What Indigenous Food Sovereignty Means During COVID-19
Indian Country Today, Kalle Benallie, March 31
Food sovereignty has been important to tribal communities like the Nueta Hidatsa Sahnish College on the Fort Berthold Reservation in North Dakota, but the pandemic amplified the need for it. And in early February, the college received a two-year $100,000 grant to carry out a food sovereignty virtual education, which they did last year. The college initiated a program last summer called “Grow Your Own” that encouraged people to start their own backyard gardens or join the college’s community garden.
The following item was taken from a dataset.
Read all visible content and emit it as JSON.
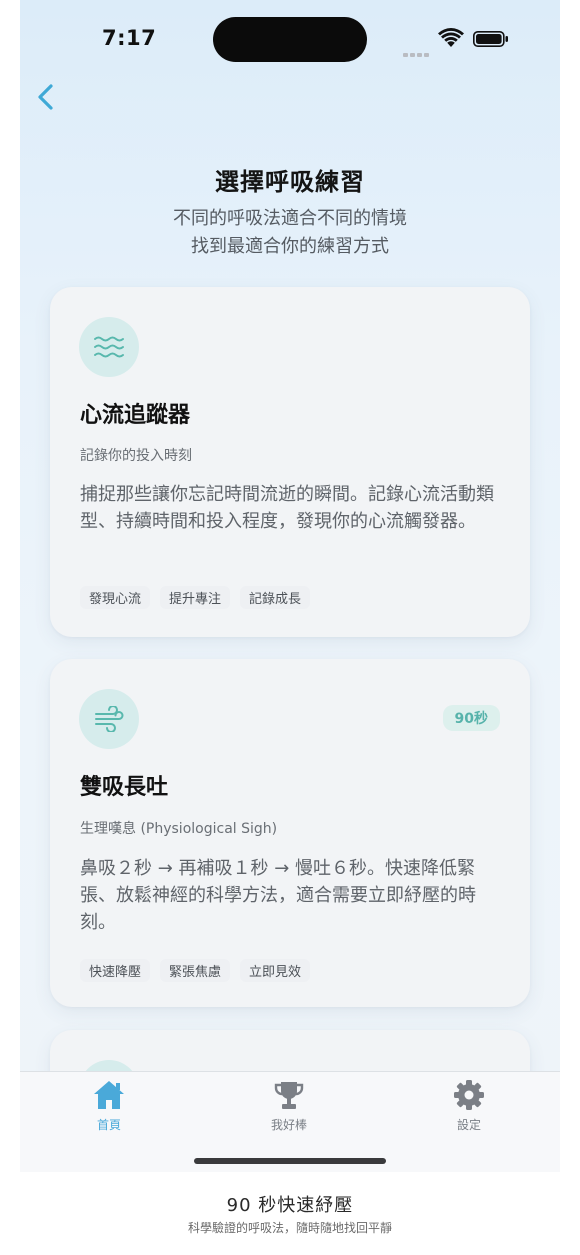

To further educate, Native American Studies Director Ruth Plenty Sweetgrass-She Kills, enrolled citizen of the Three Affiliated Tribes and Maxoxadi (Alkali Lodge) Clan member, streamed videos on Facebook to teach topics like soil health and how to preserve food.
Pathway To Law Initiative Offers ‘Auntie’ Mentorship To Native Kids
Native News Online, Jenna Kunze, March 31
Katie Rosier (Comanche Tribe), executive director of the Indian Legal Program at the Sandra Day O’Connor College of Law at Arizona State University, is on a mission to create a pathway for Native kids across the country to practice law. Native Americans and Alaska Natives represent 1.6 percent of the U.S. population but only 0.3 percent of U.S. attorneys, according to the U.S. Census Bureau from 2015. The initiative Rosier spearheaded is one of a handful to up the representation of Native Americans practicing law from just under 400 between 1987 and 1989, to 1,273 between 2009 and 2010, according to the National Native American Bar Association.
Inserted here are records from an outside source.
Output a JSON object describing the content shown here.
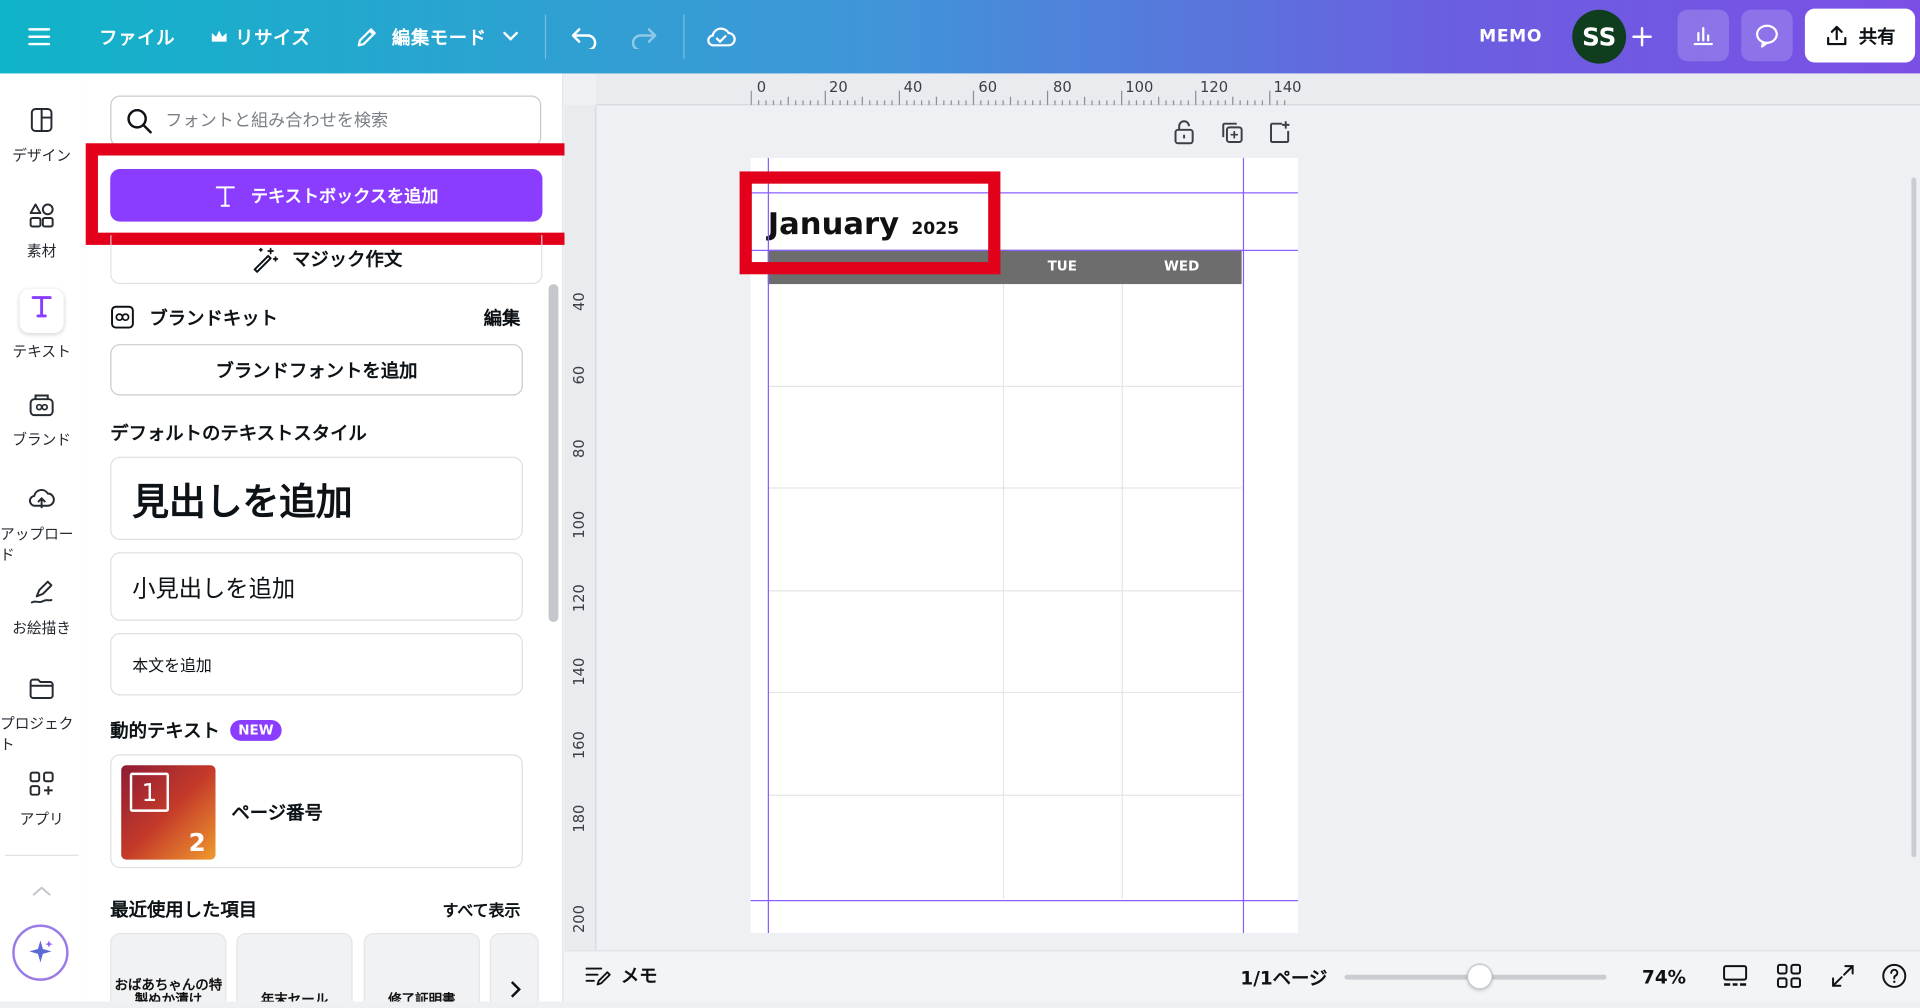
{
  "header": {
    "file_label": "ファイル",
    "resize_label": "リサイズ",
    "edit_mode_label": "編集モード",
    "memo_label": "MEMO",
    "avatar_initials": "SS",
    "share_label": "共有"
  },
  "rail": {
    "items": [
      {
        "label": "デザイン",
        "icon": "design-icon"
      },
      {
        "label": "素材",
        "icon": "elements-icon"
      },
      {
        "label": "テキスト",
        "icon": "text-icon"
      },
      {
        "label": "ブランド",
        "icon": "brand-icon"
      },
      {
        "label": "アップロード",
        "icon": "upload-icon"
      },
      {
        "label": "お絵描き",
        "icon": "draw-icon"
      },
      {
        "label": "プロジェクト",
        "icon": "folder-icon"
      },
      {
        "label": "アプリ",
        "icon": "apps-icon"
      }
    ]
  },
  "panel": {
    "search_placeholder": "フォントと組み合わせを検索",
    "add_textbox_label": "テキストボックスを追加",
    "magic_write_label": "マジック作文",
    "brand_kit_label": "ブランドキット",
    "brand_kit_edit": "編集",
    "add_brand_font_label": "ブランドフォントを追加",
    "default_styles_heading": "デフォルトのテキストスタイル",
    "heading_label": "見出しを追加",
    "subheading_label": "小見出しを追加",
    "body_label": "本文を追加",
    "dynamic_text_heading": "動的テキスト",
    "new_badge": "NEW",
    "page_number_label": "ページ番号",
    "page_number_thumb_1": "1",
    "page_number_thumb_2": "2",
    "recent_heading": "最近使用した項目",
    "show_all_label": "すべて表示",
    "recent_items": [
      "おばあちゃんの特製ぬか漬け",
      "年末セール",
      "修了証明書"
    ]
  },
  "rulers": {
    "horizontal": [
      "0",
      "20",
      "40",
      "60",
      "80",
      "100",
      "120",
      "140"
    ],
    "vertical": [
      "40",
      "60",
      "80",
      "100",
      "120",
      "140",
      "160",
      "180",
      "200"
    ]
  },
  "calendar": {
    "month": "January",
    "year": "2025",
    "days": [
      "TUE",
      "WED"
    ]
  },
  "footer": {
    "notes_label": "メモ",
    "page_indicator": "1/1ページ",
    "zoom": "74%",
    "zoom_level": 0.74
  },
  "colors": {
    "accent": "#8b3dff",
    "highlight": "#e2001b",
    "guide": "#8a5cff"
  }
}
Arizona State Fair Is Moving To Tribal Land
Indian Country Today, Dalton Walker, March 31
The Gila River Indian Community in southern Arizona continues to make key economic moves. This year’s Arizona State Fair will be moving away from the fairgrounds in Phoenix to a temporary new location at Gila River’s Wild Horse Pass near Chandler. Authorities said dates are being finalized, but the fair usually is held in October. In December, Phoenix Rising FC, Arizona’s highest professional soccer team, announced it was moving to Wild Horse Pass and building a new stadium.
‘Operation Fish Drop’
Indian Country Today, Meghan Sullivan, March 31
Hundreds of cars lined the road to the Alaska Native Heritage Center on Thursday and Friday, as Alaska Native elders and their families gathered to receive wild salmon through a grassroots initiative coined Operation Fish Drop. In the end, more than 12,000 pounds of Bristol Bay sock-eye salmon were delivered to around 400 families. Tribal councils, local fisheries, and volunteers came together to run the initiative, which aimed to address food insecurities brought about by COVID-19.